Rebuilding Stories from the Creek in Scenery became a kind of translation exercise. I imported assets, realigned spatial anchors, adjusted timing, and rebuilt the sound triggers. There were small inconsistencies to fix, but overall, the process felt fluid. The live preview made the work feel alive again. I could move through the scene, make adjustments on the fly, and test how space and sound interacted in real time.
Scenery isn’t perfect. Its reliance on Apple’s ecosystem means that Android and Windows users remain on the outside for now. There’s no universal web viewer, and the ability to export or bridge experiences into WebXR is still unclear. Even so, the trade-offs feel manageable. Scenery is approachable, stable, and creatively rewarding. It strikes a balance between technical depth and artistic play that few platforms have managed.
With the digital twin of Stories from the Creek now complete, my attention is turning toward what comes next. Scenery offers new tools and possibilities that go beyond what Aero allowed. I plan to explore ways the project can evolve, experimenting with interactive triggers, layered sound, and generative visual elements. At the same time, I’ve begun thinking about how other projects might take shape here. The Faces of Mexico, my ongoing photographic series, will likely get a digital AR version, something visitors at XPOSURE could take home and experience in their own space.
For those who are also navigating the post-Aero landscape, here are several other AR tools worth exploring. Each serves a slightly different purpose and all contribute to the broader creative ecosystem.
8th Wall provides browser-based WebAR experiences that run without app installs.
Zapworks offers a full AR suite with both no-code and advanced tools, including Zapworks Studio and Zapworks Designer. It supports image and world tracking, spatial audio, and publishing to mobile or WebAR. For educators, it offers a balance between flexibility and simplicity. Mattercraft is Zapworks’ new browser-based 3D and AR editor designed for creating immersive web experiences. It combines visual editing, behaviors, scripting, and animation tools, and supports world, image, and face tracking directly in browsers.

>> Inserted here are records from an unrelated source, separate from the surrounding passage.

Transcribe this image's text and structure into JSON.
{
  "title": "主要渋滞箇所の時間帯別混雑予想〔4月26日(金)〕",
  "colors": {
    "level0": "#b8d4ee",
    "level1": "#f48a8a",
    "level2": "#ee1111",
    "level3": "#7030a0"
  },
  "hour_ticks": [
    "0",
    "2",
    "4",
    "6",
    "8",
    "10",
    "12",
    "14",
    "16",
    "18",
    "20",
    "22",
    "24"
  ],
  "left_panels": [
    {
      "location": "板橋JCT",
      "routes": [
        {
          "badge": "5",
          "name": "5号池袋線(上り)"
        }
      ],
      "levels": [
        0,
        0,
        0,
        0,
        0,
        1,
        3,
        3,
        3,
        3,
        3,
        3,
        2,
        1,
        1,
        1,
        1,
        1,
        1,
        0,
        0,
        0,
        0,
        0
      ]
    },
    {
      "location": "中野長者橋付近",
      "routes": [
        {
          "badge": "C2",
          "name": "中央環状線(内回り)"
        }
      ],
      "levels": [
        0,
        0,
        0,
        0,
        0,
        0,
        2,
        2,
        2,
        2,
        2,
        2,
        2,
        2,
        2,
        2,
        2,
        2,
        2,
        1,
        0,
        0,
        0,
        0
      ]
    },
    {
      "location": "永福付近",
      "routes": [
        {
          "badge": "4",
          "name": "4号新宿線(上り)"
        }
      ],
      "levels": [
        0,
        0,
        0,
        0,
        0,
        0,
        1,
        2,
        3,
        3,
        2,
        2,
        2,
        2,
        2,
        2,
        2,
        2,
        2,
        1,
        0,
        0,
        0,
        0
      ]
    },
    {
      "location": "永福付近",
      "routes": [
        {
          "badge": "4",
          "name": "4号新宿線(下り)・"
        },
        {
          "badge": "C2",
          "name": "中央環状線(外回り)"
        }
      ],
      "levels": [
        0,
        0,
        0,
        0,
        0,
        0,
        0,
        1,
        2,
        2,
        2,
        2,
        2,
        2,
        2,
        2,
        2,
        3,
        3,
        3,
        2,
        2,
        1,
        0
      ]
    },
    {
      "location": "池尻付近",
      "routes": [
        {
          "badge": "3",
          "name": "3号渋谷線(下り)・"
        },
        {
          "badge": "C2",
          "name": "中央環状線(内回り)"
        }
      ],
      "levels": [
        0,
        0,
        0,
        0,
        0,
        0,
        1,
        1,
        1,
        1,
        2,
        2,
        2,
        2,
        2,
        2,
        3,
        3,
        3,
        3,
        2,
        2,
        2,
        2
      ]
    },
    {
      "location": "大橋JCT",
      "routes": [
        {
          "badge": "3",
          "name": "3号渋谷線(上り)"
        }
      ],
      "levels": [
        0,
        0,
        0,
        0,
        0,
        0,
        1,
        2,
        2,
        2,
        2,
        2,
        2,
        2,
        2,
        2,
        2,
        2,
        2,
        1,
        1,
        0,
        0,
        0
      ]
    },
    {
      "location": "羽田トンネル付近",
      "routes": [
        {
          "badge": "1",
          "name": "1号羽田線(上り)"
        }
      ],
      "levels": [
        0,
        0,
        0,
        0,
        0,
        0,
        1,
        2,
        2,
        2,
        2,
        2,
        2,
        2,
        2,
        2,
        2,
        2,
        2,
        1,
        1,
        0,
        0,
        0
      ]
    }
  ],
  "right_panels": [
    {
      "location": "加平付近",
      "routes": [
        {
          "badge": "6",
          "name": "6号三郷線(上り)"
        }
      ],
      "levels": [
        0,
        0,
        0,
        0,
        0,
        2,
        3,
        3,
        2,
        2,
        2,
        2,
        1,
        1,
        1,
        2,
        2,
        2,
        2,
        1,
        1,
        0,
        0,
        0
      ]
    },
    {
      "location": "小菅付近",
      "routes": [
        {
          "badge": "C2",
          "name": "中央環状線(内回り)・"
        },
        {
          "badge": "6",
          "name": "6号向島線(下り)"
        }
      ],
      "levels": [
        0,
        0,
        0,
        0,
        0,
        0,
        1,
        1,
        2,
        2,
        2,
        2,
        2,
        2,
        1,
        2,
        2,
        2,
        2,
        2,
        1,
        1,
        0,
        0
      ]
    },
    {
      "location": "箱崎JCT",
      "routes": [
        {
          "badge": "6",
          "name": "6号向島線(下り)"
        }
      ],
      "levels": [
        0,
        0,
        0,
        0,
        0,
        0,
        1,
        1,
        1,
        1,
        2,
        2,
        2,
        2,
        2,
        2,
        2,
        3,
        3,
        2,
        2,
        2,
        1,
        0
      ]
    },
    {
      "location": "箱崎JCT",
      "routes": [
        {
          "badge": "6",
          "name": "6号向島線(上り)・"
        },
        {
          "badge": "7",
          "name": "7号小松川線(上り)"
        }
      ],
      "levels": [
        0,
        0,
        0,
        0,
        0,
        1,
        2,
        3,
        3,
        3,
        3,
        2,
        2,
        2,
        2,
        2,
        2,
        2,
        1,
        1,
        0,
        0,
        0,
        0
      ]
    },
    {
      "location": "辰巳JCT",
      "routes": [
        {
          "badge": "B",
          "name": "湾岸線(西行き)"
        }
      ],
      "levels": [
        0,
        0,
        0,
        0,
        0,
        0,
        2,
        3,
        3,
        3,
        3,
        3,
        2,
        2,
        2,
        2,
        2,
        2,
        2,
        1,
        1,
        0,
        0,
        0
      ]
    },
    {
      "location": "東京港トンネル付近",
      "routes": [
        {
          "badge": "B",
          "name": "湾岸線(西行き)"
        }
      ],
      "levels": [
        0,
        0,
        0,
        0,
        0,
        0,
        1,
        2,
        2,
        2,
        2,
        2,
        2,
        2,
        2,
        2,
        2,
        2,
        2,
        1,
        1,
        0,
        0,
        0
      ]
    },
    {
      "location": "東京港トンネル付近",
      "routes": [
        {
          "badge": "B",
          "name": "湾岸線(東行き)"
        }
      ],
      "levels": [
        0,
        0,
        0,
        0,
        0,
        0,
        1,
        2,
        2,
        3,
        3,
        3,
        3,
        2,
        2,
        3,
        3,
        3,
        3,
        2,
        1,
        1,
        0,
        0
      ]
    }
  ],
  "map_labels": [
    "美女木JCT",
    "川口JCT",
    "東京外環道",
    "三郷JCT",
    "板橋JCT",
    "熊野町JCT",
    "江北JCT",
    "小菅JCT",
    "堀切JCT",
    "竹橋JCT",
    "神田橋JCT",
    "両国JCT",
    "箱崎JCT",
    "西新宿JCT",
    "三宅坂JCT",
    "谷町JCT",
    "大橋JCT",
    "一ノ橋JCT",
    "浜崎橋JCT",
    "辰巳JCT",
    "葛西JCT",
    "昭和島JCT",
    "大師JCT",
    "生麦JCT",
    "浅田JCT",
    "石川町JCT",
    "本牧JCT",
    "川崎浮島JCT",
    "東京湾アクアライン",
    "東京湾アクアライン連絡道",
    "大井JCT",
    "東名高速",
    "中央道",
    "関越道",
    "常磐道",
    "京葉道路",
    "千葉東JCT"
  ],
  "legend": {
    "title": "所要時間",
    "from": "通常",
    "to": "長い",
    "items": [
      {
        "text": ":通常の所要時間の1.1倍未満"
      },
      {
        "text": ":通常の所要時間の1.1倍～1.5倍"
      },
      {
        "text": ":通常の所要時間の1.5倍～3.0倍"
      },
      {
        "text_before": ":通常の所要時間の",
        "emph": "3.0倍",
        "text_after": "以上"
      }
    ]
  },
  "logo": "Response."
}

Mattercraft also integrates with Immersal’s Visual Positioning System, making geospatial AR possible without a native app.
Unity with AR Foundation or MARS provides robust cross-platform capabilities for more advanced projects.
Apple’s ARKit and Google’s ARCore remain the foundational frameworks for custom app development.
Vuforia continues to support markerless AR and object tracking, with years of reliability behind it.
Spark AR and Lens Studio remain useful for social AR creation, though their long-term future is uncertain.
Technology will keep shifting. Tools will rise and fall. What matters is the work that survives the transitions and the ideas that evolve through them.
This work continues the thread that runs through much of what I teach and make at Zayed University: how technology can expand, not replace, our ways of creating, seeing, and doing. With Stories from the Creek now reimagined in Scenery and new ideas forming, I’m already thinking ahead to how The Faces of Mexico might extend into a digital AR version, something visitors to XPOSURE could carry home and experience in their own space. The story keeps unfolding, just in new dimensions.